Whereas Ms. Oakes would prefer the abandonment of “discriminatory” tracking to embrace heterogeneous learning environments, Kansas argues that meritocratic schooling depends upon calibrating the intensity of expectations to demonstrated ability. Kansas agrees in full that containment in the name of tracking is scandalously inhibitive. Ms. Oakes’ passion for heterogeneous classes is far more skeptical. An effective education focuses on the individual, not the group. Dynamic tracks offer students an intensive study consistent with their needs – advanced mathematics and basic history should not be mutually exclusive. Even more critical are the necessity for ‘ramps’ that challenge students to extend beyond their ranks – if and when appropriate to the individual student.

Arbitrary mainstreaming can compromise an effective classroom environment, to a degree indistinguishable from a crippling tiered tracking system.[3] This paper and Ms. Oakes share a common ideal in manifesting the ultimate realization of a homogenous class of basic competencies (mastery of the societal bases: basic literacy and mathematics, which is not yet attained) pursuing heterogeneous ends. “Don’t bother to just be better than your contemporaries or predecessors,” William Faulkner wrote. “Try to be better than yourself.”

The one-year class
8.7 This form of block scheduling will be a boon for those who excel—it would not be impossible for a student under such a structure to graduate within one year. Some may pursue opportunities with community colleges or through partnerships with universities, students may participate in distance digital learning programs at school, free or highly subsidized.

This flexibility in incorporating acceleration policies correlates strongly with the report A Nation Deceived, which concludes that the American public education system is ignoring excellence. The report argues that “students are ready for much more challenge than the system provides.” [4] This “lock-step” approach radically hinders development, resulting in boredom. The report highlights that acceleration is the “most effective” curriculum intervention for gifted children, acceleration offers long-term academic and social effects, and is virtually free of cost. The opportunity proposed in this paper is paced, whereas the report recommends above-level testing. Such testing and acceleration would likely be incorporated in the primary years. This paper’s horizontal block format enables both the report’s “grade-based” and “subject-based” acceleration, which can either shorten the length of time enrolled or advance the content level for particular subjects.

The opposite, classes that “stretch into five, six, even seven” years is just as possible in the interest of limiting dropouts.[5]

[1] Dr.
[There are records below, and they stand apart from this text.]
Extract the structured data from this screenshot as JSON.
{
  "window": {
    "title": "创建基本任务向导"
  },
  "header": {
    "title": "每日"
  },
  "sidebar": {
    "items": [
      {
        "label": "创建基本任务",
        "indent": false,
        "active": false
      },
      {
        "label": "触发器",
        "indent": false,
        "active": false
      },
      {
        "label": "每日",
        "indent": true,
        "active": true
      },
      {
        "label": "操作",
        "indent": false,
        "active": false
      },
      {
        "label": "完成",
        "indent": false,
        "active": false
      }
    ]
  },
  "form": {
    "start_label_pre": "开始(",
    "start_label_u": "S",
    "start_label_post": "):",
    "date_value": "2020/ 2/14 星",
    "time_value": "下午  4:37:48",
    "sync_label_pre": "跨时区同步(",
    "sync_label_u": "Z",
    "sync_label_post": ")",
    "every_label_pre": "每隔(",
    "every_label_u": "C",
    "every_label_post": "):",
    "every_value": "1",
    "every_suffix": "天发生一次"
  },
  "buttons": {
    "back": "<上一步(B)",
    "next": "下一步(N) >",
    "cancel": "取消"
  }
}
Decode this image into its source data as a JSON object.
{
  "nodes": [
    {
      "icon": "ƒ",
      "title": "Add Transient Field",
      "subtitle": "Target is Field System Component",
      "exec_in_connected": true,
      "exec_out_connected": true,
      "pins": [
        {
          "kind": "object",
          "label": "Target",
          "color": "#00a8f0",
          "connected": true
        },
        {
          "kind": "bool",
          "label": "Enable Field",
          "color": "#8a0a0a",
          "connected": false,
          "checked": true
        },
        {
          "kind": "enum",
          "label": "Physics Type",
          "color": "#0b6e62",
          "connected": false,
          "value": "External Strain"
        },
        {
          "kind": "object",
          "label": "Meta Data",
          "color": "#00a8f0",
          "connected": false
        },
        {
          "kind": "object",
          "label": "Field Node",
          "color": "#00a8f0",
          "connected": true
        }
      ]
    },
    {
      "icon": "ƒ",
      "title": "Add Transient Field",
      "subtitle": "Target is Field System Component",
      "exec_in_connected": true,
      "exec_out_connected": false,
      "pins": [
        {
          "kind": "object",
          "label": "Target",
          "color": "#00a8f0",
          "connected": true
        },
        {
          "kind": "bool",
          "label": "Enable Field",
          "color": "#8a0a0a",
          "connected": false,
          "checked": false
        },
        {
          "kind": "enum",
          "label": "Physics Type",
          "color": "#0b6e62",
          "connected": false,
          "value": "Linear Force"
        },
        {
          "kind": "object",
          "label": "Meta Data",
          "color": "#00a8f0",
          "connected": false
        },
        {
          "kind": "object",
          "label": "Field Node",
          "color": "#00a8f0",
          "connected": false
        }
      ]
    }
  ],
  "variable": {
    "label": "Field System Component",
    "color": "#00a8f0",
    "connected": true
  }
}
Jan’s Blogging Life: Experts From a School Reformer. Jan G. Borelli. The School Administrator. May 2006. http://www.drjansblog.typepad.com/dr_jans_blog/files/aasa_pub_blog.pdf.
[2] Limiting Students’ School Success and Life Chances: The Impact of Tracking. Jeannie S. Oakes. Contemporary Issues in Curriculum. Third Edition 2003. Page 21.
[3] ‘Mainstreaming’ Trend Tests Classroom Goals. John Hechinger. The Wall Street Journal. 25 June 2007.
[4] A Nation Deceived. Nicholas Colangelo, Ph.D., Susan G. Assouline, Ph.D., Miraca U.M. Gross, Ph.D. The Connie Belin & Jacqueline N. Blank International Center for Gifted Education and Talent Development. October 2004.
[5] More Students Finish School, Given the Time. Jennifer Medina. The New York Times. 21 August 2007.